Le désormais célèbre arrêt Danthony continue de faire parler de lui…Rappelons que selon cette décision du Conseil d’Etat rendue en 2011, tout vice de forme ou de procédure  n’entraîne pas nécessairement l’illégalité de la décision adoptée par l’administration :

« Si les actes administratifs doivent être pris selon les formes et conformément aux procédures prévues par les lois et règlements, un vice affectant le déroulement d’une procédure administrative préalable, suivie à titre obligatoire ou facultatif, n’est de nature à entacher d’illégalité la décision prise que s’il ressort des pièces du dossier qu’il a été susceptible d’exercer, en l’espèce, une influence sur le sens de la décision prise ou qu’il a privé les intéressés d’une garantie » (CE, Assemblée, 23 décembre 2011, Danthony, req. n° 335033 ; dans le même sens, voir : CE, 17 février 2012, Société CHIESI SA, req. n° 332509).

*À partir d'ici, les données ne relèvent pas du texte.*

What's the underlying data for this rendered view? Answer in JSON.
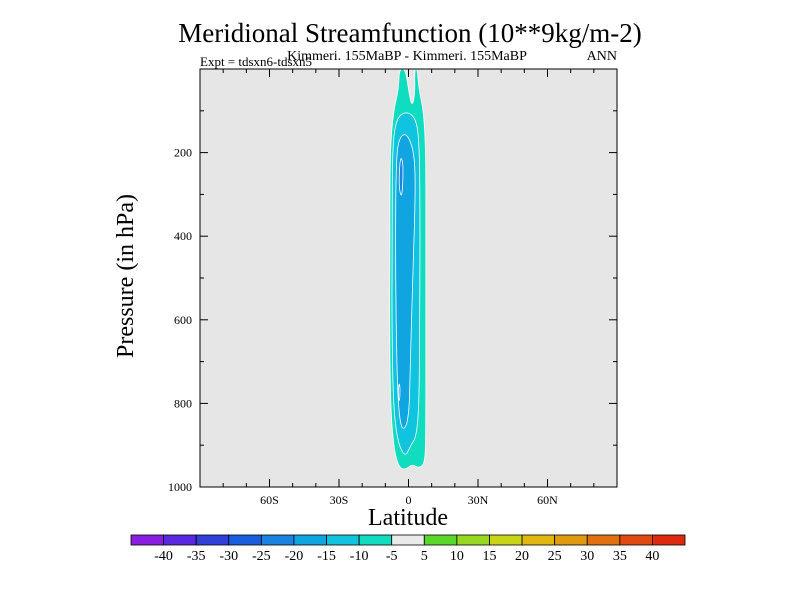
{
  "chart_data": {
    "type": "contour",
    "title": "Meridional Streamfunction (10**9kg/m-2)",
    "subtitle_left": "Expt = tdsxn6-tdsxn5",
    "subtitle_center": "Kimmeri. 155MaBP - Kimmeri. 155MaBP",
    "subtitle_right": "ANN",
    "xlabel": "Latitude",
    "ylabel": "Pressure (in hPa)",
    "xlim": [
      -90,
      90
    ],
    "ylim": [
      1000,
      0
    ],
    "x_ticks": [
      {
        "value": -60,
        "label": "60S"
      },
      {
        "value": -30,
        "label": "30S"
      },
      {
        "value": 0,
        "label": "0"
      },
      {
        "value": 30,
        "label": "30N"
      },
      {
        "value": 60,
        "label": "60N"
      }
    ],
    "y_ticks": [
      {
        "value": 200,
        "label": "200"
      },
      {
        "value": 400,
        "label": "400"
      },
      {
        "value": 600,
        "label": "600"
      },
      {
        "value": 800,
        "label": "800"
      },
      {
        "value": 1000,
        "label": "1000"
      }
    ],
    "background": "#e6e6e6",
    "colorbar": {
      "labels": [
        "-40",
        "-35",
        "-30",
        "-25",
        "-20",
        "-15",
        "-10",
        "-5",
        "5",
        "10",
        "15",
        "20",
        "25",
        "30",
        "35",
        "40"
      ],
      "colors": [
        "#8a1ee0",
        "#5a28e0",
        "#3040d8",
        "#1a5ee0",
        "#1a82e0",
        "#10a4e0",
        "#10c4e0",
        "#10dcc0",
        "#eaeaea",
        "#5ad82a",
        "#98d820",
        "#c8d418",
        "#e0b810",
        "#e09a10",
        "#e07010",
        "#e04a10",
        "#e02810"
      ]
    },
    "regions": [
      {
        "level": -5,
        "color": "#10dcc0",
        "outline": [
          [
            -4,
            0
          ],
          [
            -4.3,
            50
          ],
          [
            -6.5,
            100
          ],
          [
            -8,
            200
          ],
          [
            -8,
            400
          ],
          [
            -8.2,
            600
          ],
          [
            -7.8,
            800
          ],
          [
            -6.5,
            900
          ],
          [
            -4.5,
            950
          ],
          [
            -1.5,
            960
          ],
          [
            1.5,
            945
          ],
          [
            4.5,
            955
          ],
          [
            6.8,
            945
          ],
          [
            7.5,
            900
          ],
          [
            7.5,
            600
          ],
          [
            7.5,
            400
          ],
          [
            7.5,
            200
          ],
          [
            6.5,
            100
          ],
          [
            4.5,
            50
          ],
          [
            3.8,
            0
          ],
          [
            2.6,
            0
          ],
          [
            2.8,
            60
          ],
          [
            1.5,
            90
          ],
          [
            0.3,
            60
          ],
          [
            -1.3,
            0
          ]
        ]
      },
      {
        "level": -10,
        "color": "#10c4e0",
        "outline": [
          [
            -5.5,
            120
          ],
          [
            -7,
            200
          ],
          [
            -7,
            400
          ],
          [
            -7.2,
            600
          ],
          [
            -6.6,
            800
          ],
          [
            -4.8,
            890
          ],
          [
            -1.5,
            930
          ],
          [
            1,
            900
          ],
          [
            3.4,
            880
          ],
          [
            4.6,
            800
          ],
          [
            4.8,
            600
          ],
          [
            5,
            400
          ],
          [
            4.8,
            200
          ],
          [
            3.6,
            120
          ],
          [
            -1,
            100
          ]
        ]
      },
      {
        "level": -15,
        "color": "#10a4e0",
        "outline": [
          [
            -4.6,
            170
          ],
          [
            -5.4,
            250
          ],
          [
            -5.6,
            400
          ],
          [
            -5.4,
            600
          ],
          [
            -4.6,
            800
          ],
          [
            -2.8,
            870
          ],
          [
            0.2,
            840
          ],
          [
            0.8,
            700
          ],
          [
            1.8,
            500
          ],
          [
            3,
            300
          ],
          [
            2.6,
            200
          ],
          [
            -1,
            150
          ]
        ]
      },
      {
        "level": -20,
        "color": "#1a82e0",
        "outline": [
          [
            -3.6,
            210
          ],
          [
            -4.2,
            280
          ],
          [
            -3,
            310
          ],
          [
            -2.4,
            270
          ],
          [
            -2.4,
            220
          ]
        ]
      },
      {
        "level": -20,
        "color": "#1a82e0",
        "outline": [
          [
            -4.2,
            750
          ],
          [
            -4.4,
            790
          ],
          [
            -3.8,
            795
          ],
          [
            -3.6,
            760
          ]
        ]
      }
    ]
  }
}
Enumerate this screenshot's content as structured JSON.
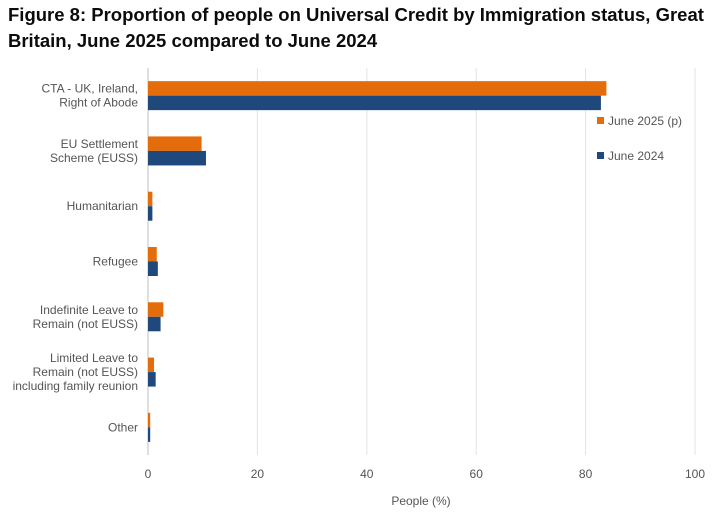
{
  "chart_data": {
    "type": "bar",
    "orientation": "horizontal",
    "title": "Figure 8: Proportion of people on Universal Credit by Immigration status, Great Britain, June 2025 compared to June 2024",
    "xlabel": "People (%)",
    "ylabel": "",
    "xlim": [
      0,
      100
    ],
    "xticks": [
      "0",
      "20",
      "40",
      "60",
      "80",
      "100"
    ],
    "grid": "vertical",
    "legend_position": "right",
    "categories": [
      [
        "CTA - UK, Ireland,",
        "Right of Abode"
      ],
      [
        "EU Settlement",
        "Scheme (EUSS)"
      ],
      [
        "Humanitarian"
      ],
      [
        "Refugee"
      ],
      [
        "Indefinite Leave to",
        "Remain (not EUSS)"
      ],
      [
        "Limited Leave to",
        "Remain (not EUSS)",
        "including family reunion"
      ],
      [
        "Other"
      ]
    ],
    "series": [
      {
        "name": "June 2025 (p)",
        "color": "#e46c0a",
        "values": [
          83.8,
          9.8,
          0.8,
          1.6,
          2.8,
          1.1,
          0.4
        ]
      },
      {
        "name": "June 2024",
        "color": "#1f497d",
        "values": [
          82.8,
          10.6,
          0.8,
          1.8,
          2.3,
          1.4,
          0.4
        ]
      }
    ]
  }
}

La Cour administrative d’appel de Bordeaux vient d’appliquer cette jurisprudence lors d’une procédure d’adoption d’un SCOT par une Communauté de communes. En l’espèce, à l’issue d’une première enquête publique, la Communauté de communes a décidé d’organiser une seconde enquête publique afin de pouvoir apporter des modifications substantielles au projet de SCOT initialement arrêté. Mais cette formalité s’est déroulée sans décision préalable de l’organe délibérant et sans qu’une nouvelle consultation des personnes publiques associées et des communes membres ait lieu, contrairement à ce que prévoient les dispositions du Code de l’environnement et du Code de l’urbanisme.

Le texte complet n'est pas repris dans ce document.